The shared database principle is in fact nothing new. Metallic materials have been treated in this way and can be procured to standardized national specifications in Europe, the United States and elsewhere. What this offers the potential to do is to turn composite materials into commodity products, readily available and affordable. It has to be acknowledged that there is some way to go before the shared database practice becomes truly established worldwide. There are many issues to be addressed, such as ensuring the accountability of the material supplier in the absence of an independently controlled material specification, and reaching agreement on the test matrices and test standards used to generate the data, to name but two. The FAA workshops made significant progress in addressing these and other issues, however it will be necessary for a similar consultation and dialogue to begin in Europe and elsewhere. There is no reason why practices at the detailed level, for example which test standard is preferred, cannot be different in different parts of the world as is the case now even with metallic materials, while still adopting and benefiting from the basic shared database principles.In the end, it may well be that non-technical issues, such as the concern over ceding control of the material qualification process to a third party such as a material supplier, may prove to be the biggest obstacle, however it seems certain that the obvious benefits of the shared database approach will eventually become clear to all.

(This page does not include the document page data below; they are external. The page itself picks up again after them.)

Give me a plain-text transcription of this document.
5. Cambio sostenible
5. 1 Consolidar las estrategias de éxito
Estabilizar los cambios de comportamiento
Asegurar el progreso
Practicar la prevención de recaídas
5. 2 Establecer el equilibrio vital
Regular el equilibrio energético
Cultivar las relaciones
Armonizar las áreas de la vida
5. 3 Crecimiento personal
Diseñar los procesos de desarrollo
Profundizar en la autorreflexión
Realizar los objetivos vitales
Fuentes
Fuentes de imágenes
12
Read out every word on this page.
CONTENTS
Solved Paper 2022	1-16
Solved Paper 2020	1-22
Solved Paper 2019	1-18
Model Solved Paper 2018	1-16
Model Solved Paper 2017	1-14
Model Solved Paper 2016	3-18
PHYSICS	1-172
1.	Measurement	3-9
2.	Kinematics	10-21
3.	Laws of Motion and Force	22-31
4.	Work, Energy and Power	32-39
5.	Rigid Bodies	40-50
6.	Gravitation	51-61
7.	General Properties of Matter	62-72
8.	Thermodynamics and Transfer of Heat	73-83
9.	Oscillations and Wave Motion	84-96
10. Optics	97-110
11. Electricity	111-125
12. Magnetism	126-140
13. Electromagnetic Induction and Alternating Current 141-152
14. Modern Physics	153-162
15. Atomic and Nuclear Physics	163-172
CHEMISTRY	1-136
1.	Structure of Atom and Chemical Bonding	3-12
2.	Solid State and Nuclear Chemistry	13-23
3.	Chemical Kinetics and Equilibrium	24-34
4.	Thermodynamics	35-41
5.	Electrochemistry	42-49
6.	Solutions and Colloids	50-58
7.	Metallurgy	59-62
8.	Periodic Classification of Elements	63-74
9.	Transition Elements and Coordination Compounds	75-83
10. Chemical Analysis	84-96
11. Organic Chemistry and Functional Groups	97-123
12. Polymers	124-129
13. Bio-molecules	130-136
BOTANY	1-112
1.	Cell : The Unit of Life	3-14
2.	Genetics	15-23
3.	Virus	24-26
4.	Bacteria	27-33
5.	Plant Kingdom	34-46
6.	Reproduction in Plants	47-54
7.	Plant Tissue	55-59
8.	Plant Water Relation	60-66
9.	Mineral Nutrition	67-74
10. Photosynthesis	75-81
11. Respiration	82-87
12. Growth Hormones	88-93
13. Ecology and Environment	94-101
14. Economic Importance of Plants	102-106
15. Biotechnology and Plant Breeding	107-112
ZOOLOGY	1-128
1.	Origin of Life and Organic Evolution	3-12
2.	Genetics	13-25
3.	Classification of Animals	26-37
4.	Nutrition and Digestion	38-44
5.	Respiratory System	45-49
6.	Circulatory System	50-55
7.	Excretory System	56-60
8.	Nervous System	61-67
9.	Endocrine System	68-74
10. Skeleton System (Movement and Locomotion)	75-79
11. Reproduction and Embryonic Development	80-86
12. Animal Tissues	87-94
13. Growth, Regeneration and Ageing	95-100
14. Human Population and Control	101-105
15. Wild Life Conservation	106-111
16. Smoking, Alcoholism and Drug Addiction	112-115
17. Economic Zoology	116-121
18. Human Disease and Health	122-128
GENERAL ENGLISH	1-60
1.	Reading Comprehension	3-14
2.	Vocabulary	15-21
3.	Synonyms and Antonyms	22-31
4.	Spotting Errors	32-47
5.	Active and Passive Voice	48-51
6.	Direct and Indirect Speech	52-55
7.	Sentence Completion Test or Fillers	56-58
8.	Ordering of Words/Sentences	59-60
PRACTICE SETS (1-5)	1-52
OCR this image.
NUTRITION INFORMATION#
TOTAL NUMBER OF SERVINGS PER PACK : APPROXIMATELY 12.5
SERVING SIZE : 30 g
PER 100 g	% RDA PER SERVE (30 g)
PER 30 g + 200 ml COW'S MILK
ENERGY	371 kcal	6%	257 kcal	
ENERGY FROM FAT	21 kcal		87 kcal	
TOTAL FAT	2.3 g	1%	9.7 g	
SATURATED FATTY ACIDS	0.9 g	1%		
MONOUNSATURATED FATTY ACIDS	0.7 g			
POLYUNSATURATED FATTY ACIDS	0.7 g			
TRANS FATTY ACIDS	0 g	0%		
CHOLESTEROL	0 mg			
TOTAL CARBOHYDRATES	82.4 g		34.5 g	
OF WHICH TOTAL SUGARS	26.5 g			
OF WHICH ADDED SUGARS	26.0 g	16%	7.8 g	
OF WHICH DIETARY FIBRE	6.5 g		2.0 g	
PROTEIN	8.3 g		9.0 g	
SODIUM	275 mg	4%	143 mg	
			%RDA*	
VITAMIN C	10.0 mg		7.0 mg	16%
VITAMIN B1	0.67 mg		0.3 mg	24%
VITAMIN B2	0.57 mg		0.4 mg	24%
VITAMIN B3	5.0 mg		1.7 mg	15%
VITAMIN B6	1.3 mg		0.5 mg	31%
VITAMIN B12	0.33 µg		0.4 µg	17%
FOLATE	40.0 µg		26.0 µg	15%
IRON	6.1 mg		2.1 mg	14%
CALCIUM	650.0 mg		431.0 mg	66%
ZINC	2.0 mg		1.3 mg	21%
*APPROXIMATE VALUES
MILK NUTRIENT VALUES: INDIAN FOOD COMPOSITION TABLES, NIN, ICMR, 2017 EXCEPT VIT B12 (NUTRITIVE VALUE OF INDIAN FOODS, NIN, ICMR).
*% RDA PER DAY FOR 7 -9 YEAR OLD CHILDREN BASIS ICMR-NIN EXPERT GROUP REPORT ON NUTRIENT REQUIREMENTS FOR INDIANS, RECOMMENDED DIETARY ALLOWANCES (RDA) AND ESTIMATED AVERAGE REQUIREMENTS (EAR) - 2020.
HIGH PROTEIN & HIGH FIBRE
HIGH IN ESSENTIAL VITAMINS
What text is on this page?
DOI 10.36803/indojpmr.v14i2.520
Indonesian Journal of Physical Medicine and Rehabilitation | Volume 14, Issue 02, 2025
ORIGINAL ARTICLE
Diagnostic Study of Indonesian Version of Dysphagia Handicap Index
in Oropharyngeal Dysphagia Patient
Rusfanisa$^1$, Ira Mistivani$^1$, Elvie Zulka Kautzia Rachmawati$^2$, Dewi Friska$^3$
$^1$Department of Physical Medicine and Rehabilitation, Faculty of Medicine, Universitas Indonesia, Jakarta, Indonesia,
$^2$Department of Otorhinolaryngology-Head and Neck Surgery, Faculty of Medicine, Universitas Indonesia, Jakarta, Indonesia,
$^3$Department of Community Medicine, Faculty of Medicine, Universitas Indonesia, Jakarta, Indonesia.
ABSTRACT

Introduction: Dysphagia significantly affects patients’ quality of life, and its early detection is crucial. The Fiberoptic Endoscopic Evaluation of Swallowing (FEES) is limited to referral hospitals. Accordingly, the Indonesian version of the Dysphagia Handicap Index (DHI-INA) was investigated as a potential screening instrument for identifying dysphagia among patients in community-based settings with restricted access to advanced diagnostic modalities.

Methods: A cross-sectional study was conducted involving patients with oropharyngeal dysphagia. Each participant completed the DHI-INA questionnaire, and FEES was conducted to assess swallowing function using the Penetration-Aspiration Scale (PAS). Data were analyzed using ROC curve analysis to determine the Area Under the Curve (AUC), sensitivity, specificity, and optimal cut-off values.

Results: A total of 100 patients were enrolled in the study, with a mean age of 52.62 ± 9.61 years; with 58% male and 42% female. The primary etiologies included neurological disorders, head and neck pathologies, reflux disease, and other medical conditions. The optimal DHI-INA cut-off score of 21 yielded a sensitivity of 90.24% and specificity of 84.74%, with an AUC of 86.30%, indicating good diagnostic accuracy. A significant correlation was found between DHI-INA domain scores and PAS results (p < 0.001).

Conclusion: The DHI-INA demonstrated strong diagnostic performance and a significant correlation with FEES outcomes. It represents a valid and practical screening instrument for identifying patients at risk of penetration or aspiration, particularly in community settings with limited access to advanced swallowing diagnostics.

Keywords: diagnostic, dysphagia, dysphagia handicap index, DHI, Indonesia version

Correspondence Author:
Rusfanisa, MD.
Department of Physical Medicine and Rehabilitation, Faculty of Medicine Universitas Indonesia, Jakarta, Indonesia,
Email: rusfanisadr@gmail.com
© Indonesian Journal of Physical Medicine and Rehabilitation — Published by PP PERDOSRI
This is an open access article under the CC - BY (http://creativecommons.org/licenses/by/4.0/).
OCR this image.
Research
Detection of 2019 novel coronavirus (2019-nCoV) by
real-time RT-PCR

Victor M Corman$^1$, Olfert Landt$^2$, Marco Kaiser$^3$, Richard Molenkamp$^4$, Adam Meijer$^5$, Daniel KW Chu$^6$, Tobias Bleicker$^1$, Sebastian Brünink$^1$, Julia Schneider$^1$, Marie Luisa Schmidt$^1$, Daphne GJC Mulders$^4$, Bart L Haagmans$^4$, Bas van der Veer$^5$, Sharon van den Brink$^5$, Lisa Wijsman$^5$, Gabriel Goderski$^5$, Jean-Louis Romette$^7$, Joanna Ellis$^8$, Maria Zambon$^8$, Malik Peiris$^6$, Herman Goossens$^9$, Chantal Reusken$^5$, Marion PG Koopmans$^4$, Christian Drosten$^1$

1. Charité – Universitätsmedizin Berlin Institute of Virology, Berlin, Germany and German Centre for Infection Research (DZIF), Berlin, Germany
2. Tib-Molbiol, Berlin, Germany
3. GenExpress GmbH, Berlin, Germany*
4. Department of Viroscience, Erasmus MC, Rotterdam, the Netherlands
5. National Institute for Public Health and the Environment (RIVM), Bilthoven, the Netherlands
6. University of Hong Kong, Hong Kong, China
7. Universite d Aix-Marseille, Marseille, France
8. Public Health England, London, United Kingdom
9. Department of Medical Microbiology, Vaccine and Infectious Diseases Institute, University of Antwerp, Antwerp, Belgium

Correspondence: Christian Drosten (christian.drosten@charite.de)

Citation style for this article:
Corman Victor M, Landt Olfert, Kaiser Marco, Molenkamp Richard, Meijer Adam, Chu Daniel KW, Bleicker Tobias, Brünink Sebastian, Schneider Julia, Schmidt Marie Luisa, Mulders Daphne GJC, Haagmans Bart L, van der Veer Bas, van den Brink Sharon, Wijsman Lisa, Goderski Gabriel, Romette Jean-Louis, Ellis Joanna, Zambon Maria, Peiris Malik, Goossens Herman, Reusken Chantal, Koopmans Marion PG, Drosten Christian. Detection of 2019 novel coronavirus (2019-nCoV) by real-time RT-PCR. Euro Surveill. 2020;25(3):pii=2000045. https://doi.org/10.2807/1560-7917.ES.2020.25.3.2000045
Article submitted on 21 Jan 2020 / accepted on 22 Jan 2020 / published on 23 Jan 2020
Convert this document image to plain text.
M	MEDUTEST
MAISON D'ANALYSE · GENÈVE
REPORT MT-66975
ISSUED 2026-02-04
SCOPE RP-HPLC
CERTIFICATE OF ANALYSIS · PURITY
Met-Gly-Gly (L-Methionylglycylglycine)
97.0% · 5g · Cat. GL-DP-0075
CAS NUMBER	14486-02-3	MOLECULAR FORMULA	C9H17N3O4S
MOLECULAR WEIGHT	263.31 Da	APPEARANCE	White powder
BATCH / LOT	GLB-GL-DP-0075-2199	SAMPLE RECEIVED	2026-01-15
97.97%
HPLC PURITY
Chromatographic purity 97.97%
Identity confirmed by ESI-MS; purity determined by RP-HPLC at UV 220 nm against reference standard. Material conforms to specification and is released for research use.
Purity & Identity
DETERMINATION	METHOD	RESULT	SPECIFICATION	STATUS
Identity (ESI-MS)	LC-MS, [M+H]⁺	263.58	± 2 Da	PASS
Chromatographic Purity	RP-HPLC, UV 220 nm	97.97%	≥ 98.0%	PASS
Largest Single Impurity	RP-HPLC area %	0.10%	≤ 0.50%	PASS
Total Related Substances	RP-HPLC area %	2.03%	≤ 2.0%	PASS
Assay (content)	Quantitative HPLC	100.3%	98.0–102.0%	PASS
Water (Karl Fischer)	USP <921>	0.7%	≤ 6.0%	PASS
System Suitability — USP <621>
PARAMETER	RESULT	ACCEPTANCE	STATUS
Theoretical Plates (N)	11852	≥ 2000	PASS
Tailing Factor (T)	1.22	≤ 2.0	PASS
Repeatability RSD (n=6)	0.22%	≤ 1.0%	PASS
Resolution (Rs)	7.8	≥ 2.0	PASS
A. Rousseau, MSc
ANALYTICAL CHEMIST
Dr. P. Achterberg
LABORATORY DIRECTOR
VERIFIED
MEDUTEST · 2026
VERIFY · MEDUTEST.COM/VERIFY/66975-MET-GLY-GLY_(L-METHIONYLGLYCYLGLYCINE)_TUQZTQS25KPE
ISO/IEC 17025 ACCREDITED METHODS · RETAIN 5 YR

When this does happen, the benefits of affordable composite materials with trustworthy supporting data will be available to all users of composites, not just those within the aerospace industry, and will inevitably facilitate the wider use of these materials.

 

Standardizing tests and specifications
While the original AGATE programme was aimed at general aviation, it was recognized that the same principles can and should be applied to other classes of aircraft or space vehicles, such that composites would become commodity products in the same way that metallic materials are. A number of workshops were organized by the FAA with an invited list of industry participants, in order to define what the issues were and what was needed from suppliers, certification authorities and end users to make it happen. From this came recommended practices aimed at standardizing the way new materials should be tested and the associated specifications written.